Before sending patients to Portland, St. Charles’ doctors must make sure they’re well enough to make the trip, Ellis said.
“It’s a risk without a doubt, but I’m pretty confident in the folks that do the job,” she said.
Newgard said he hopes his study encourages hospitals to determine what issues — whether they’re logistical or due to poor relationships between hospitals — are preventing them from making transfers.
The study doesn’t reveal why patients were not transferred, but Newgard said it can be conditions beyond the hospital’s control. Sometimes patients themselves may not want to leave their community to go to the urban area, he said.

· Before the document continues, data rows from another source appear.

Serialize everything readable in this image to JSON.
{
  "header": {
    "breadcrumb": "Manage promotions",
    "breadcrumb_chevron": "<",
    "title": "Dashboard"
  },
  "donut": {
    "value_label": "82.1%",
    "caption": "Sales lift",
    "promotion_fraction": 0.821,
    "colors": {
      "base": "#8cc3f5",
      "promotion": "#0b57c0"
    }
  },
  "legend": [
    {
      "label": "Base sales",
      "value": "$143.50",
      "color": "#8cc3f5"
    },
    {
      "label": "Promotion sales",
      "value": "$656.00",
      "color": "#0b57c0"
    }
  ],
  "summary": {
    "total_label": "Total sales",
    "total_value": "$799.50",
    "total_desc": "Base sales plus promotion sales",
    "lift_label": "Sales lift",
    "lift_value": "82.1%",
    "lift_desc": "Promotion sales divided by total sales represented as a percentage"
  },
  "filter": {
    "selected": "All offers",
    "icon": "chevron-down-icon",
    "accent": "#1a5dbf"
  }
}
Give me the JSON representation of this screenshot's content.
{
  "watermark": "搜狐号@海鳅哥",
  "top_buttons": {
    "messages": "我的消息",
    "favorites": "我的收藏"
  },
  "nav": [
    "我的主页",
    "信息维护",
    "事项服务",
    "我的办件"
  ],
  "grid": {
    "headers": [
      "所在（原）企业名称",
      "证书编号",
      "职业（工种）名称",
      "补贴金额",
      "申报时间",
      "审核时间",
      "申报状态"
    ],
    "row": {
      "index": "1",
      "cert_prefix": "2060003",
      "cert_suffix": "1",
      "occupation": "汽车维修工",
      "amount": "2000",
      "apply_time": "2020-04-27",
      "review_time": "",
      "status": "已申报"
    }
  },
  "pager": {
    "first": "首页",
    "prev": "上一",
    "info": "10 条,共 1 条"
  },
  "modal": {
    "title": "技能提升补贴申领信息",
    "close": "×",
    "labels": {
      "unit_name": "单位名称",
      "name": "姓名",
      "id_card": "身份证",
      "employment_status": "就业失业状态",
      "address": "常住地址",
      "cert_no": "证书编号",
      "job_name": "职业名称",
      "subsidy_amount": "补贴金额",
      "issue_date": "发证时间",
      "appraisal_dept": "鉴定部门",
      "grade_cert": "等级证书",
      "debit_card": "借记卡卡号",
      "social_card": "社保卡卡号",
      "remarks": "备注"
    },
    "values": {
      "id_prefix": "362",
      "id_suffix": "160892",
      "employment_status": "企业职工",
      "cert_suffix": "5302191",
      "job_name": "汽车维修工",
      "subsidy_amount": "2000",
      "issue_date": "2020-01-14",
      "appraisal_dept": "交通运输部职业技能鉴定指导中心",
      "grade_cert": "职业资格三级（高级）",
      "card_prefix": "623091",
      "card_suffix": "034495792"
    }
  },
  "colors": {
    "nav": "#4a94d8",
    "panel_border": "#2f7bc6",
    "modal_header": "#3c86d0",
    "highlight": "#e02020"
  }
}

If there’s a chance patients won’t survive their injuries, providers might also fret over taking them away from their families, Blankenship said.
“If they are gravely injured, they may not be alive when the family members drive to Portland to meet up with them,” he said.
It could also be that smaller hospitals can be criticized for transferring patients to larger hospitals if the larger ones deem the transfer unnecessary, Newgard said.
Ellis said she’s not heard of St. Charles getting any pushback from OHSU or Legacy Emanuel for sending patients there.
“If we do, I’m not aware of it,” she said.
No mortality difference
Contrary to several previous studies, this one did not identify a difference in overall mortality between the urban and rural patients. Previous research has determined people in rural areas are more likely to die from injuries.
Those studies, however, are based on data that’s more than two decades old, Newgard said. In any case, the lack of difference his team identified in its study could have been due to the small rural sample size. Only two rural counties, Josephine in Oregon and Skamania in Washington, were included.
Another possibility Newgard suggested is that the mortality rate truly is not dramatically different between urban and rural areas.
“It was interesting that we weren’t able to demonstrate a difference,” he said, “but what that means and whether that’s true for all rural areas in sort of a new era, we just don’t know the answer to that.”
Among patients who ultimately died from their injuries, the study found 90 percent of rural patients died within 24 hours of being injured, compared with 64 percent of urban patients. Newgard said that’s likely a factor of travel time: It took EMS longer to get to them and bring them to the hospital.